Un pastor, capacitado para aconsejar en casos de traumas emocionales y sufrimiento, comentó que el mayor desafío para quienes sufren no es la tristeza que sigue a la pérdida, sino la adaptación a una forma de vida diferente. Lo que antes parecía normal tal vez nunca vuelva a ser así. Por eso, el reto para aquellos que brindan ayuda es colaborar con esas personas mientras se adaptan a la «nueva normalidad». Es probable que esta ya no incluya una buena salud, relaciones interpersonales apreciadas ni un trabajo satisfactorio. Tal vez implique vivir sin un ser amado que ha muerto. La gravedad de tales pérdidas nos obliga a vivir una clase de vida distinta, independientemente de lo incómoda que pueda resultar.

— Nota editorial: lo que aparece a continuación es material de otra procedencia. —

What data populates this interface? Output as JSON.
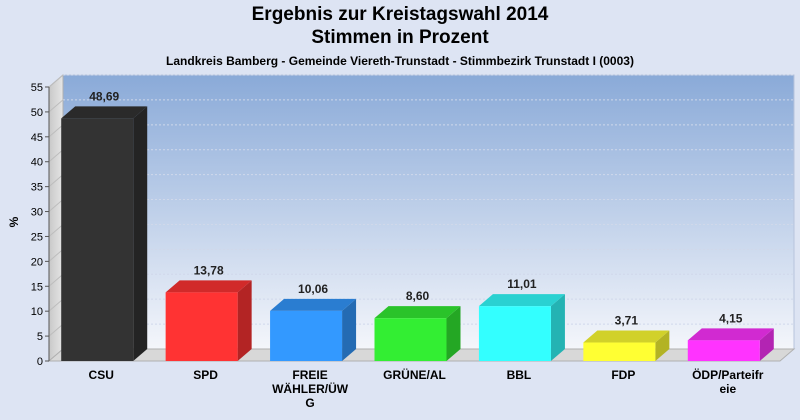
{
  "chart_data": {
    "type": "bar",
    "title": "Ergebnis zur Kreistagswahl 2014",
    "title_line2": "Stimmen in Prozent",
    "subtitle": "Landkreis Bamberg - Gemeinde Viereth-Trunstadt - Stimmbezirk Trunstadt I (0003)",
    "ylabel": "%",
    "xlabel": "",
    "ylim": [
      0,
      55
    ],
    "yticks": [
      0,
      5,
      10,
      15,
      20,
      25,
      30,
      35,
      40,
      45,
      50,
      55
    ],
    "grid": true,
    "categories": [
      "CSU",
      "SPD",
      "FREIE WÄHLER/ÜWG",
      "GRÜNE/AL",
      "BBL",
      "FDP",
      "ÖDP/Parteifreie"
    ],
    "category_lines": [
      [
        "CSU"
      ],
      [
        "SPD"
      ],
      [
        "FREIE",
        "WÄHLER/ÜW",
        "G"
      ],
      [
        "GRÜNE/AL"
      ],
      [
        "BBL"
      ],
      [
        "FDP"
      ],
      [
        "ÖDP/Parteifr",
        "eie"
      ]
    ],
    "values": [
      48.69,
      13.78,
      10.06,
      8.6,
      11.01,
      3.71,
      4.15
    ],
    "value_labels": [
      "48,69",
      "13,78",
      "10,06",
      "8,60",
      "11,01",
      "3,71",
      "4,15"
    ],
    "colors": [
      "#333333",
      "#ff3333",
      "#3399ff",
      "#33ee33",
      "#33ffff",
      "#ffff33",
      "#ff33ff"
    ]
  }
}
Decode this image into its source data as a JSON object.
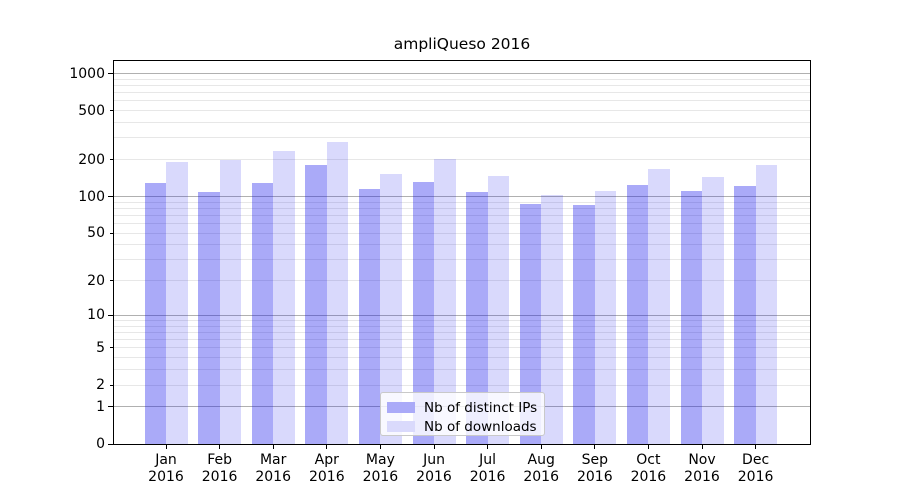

Cuando nos llega la «nueva normalidad», es fácil pensar que nadie entiende lo que sentimos. Pero no es así. Parte de la razón por la que vino Jesús fue para experimentar cómo era vivir entre nosotros, lo cual dio como resultado su ministerio presente: «Porque no tenemos un sumo sacerdote que no pueda compadecerse de nuestras debilidades, sino uno que fue tentado en todo según nuestra semejanza, pero sin pecado» (Hebreos 4:15).
Nuestro Salvador vivió una vida perfecta; sin embargo, también pudo conocer el sufrimiento de un mundo arruinado. Él soportó tristezas y padeció agonía, y está listo para alentarnos cuando los momentos oscuros de la vida nos obliguen a experimentar una nueva normalidad.